Ever since the French Revolution, radical “equality” and conservative “liberty” have opposed each other as the defining agendas of Left and Right. For radicals, freedom is the power to redefine human destiny and has invariably meant, the surrender of individual autonomy to the radical project, to collective truth and the “progressive” idea. For conservatives, in contrast, liberty is relief for the individual from collective power. It is secured by “negative rights,” by limits to government. Liberty is made possible by the civilizing bonds of social order, and restraints on the coercive power of civil authority.The conservative goal is democratic, but it is also circumspect and modest (and so, deeply unsatisfying to the radical soul). Better to live with some injustices than, by seeking perfect justice, create a world with none. This is the political caution that has been etched in blood on the historical ledger of the last 200 years. It is the lesson the Left refuses to learn. It is this refusal that makes radicals the dangerous reactionaries of the post-modern world.
This very denial of history, however, also creates the political mask that allows leftists to appear as social reformers. Refusing to acknowledge any connection to the destructive consequences of their radical faith, the Left has been able to hijack the vocabulary of political discourse, to appropriate the terms “democratic” and “progressive,” and now even “liberal” and “market,” and to frame its agendas in the misleading imagery of “social justice.” The Left flies under permanently false colors. It is neither liberal nor progressive, and the justice it promises is achievable only through political coercion and totalitarian terror.
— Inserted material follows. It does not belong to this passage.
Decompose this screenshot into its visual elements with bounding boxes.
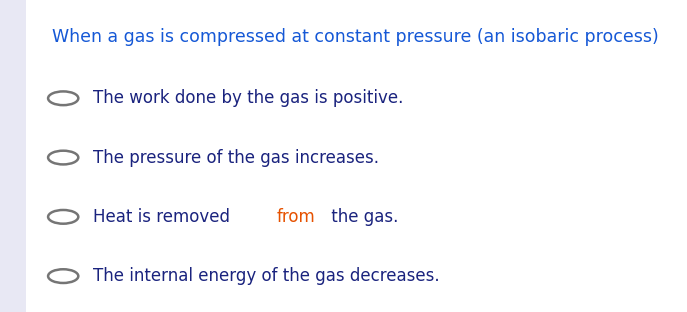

Despite the Left’s surface adjustment to historical realities in the post-Communist era, the character of its project remains stubbornly the same. This project, as before, is antithetic to the American paradigm and the stoic realism in which its liberties are grounded. The opposition is so fundamental that even those left-wing revisionists who have accepted a part of the democratic achievement, and call themselves “democratic socialists,” reveal a profound and dedicated hostility to the American founding and its political truths.